Madame ROUX, Maire-Adjointe, représentant Monsieur Jean GERMAIN, Maire de Tours :

Après avoir souhaité la bienvenue aux Congressistes, Madame ROUX aborde directement le thème du Congrès en précisant que la Touraine a toujours privilégié l’art des Jardins, le Conservatoire National des Jardins de Chaumont sur Loire en étant une illustration tout à fait remarquable.

Le renouveau des espaces verts s’effectue par l’apport d’essences nouvelles, moins traditionnelles, et par des échanges semblables à ceux que nous aurons au cours de ce Congrès.

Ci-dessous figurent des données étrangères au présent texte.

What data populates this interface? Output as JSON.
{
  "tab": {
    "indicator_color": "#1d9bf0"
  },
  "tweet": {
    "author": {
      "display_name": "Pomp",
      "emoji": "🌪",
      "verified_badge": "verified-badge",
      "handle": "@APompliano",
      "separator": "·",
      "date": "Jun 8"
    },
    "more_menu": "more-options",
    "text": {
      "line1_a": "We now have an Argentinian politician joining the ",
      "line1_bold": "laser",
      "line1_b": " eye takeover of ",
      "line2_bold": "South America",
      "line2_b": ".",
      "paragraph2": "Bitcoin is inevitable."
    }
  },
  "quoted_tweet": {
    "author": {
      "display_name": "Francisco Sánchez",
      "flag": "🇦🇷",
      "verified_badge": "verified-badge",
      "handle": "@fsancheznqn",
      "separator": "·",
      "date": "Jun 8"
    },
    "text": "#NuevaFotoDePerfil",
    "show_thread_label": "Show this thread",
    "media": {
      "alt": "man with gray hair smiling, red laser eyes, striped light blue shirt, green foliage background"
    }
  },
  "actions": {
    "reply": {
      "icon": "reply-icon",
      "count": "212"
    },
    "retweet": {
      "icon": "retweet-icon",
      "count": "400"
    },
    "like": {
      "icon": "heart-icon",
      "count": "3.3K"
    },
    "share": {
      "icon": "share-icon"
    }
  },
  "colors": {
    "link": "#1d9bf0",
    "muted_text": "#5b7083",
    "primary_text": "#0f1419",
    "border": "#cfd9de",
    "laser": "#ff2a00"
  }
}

Ici-même, s’est tenu récemment un autre Congrès sur le thème des Jardins. Il s’agissait du Premier Congrès International autour de l’œuvre d’Édouard André, un architecte paysagiste et botaniste tourangeau qui a créé de nombreux jardins en Touraine et dans le monde entier, au siècle dernier, améliorant ainsi les paysages.

La Ville de Tours nous accueille avec plaisir et au nom du Maire et de la municipalité, elle nous souhaite un Congrès fait de débat fructueux et un agréable séjour.


Monsieur Jean DELANEAU, Vice-Président du Sénat, Président du Conseil Général d’Indre et Loire, Président de l’Association Nationale France-Canada :

Le Président de l’Association Nationale France-Canada accueille le Congrès et fait immédiatement remarquer, le hasard qui réunit ici, ce jour, le 48ème Congrès alors que le 24ème Congrès s’était déjà tenu à Tours, présidé par son prédécesseur, à la fois dans la vie politique et nationale, et à la tête de cette Association le député Pierre LEPAGE.

Monsieur Jean DELANEAU reprend l’idée exprimée précédemment par Madame ROUX en soulignant l’influence enrichissante que l’Homme a pu apporter à la Nature, tout au long des siècles, transformant des forêts plutôt inhospitalières en de magnifiques jardins, parcs et paysages.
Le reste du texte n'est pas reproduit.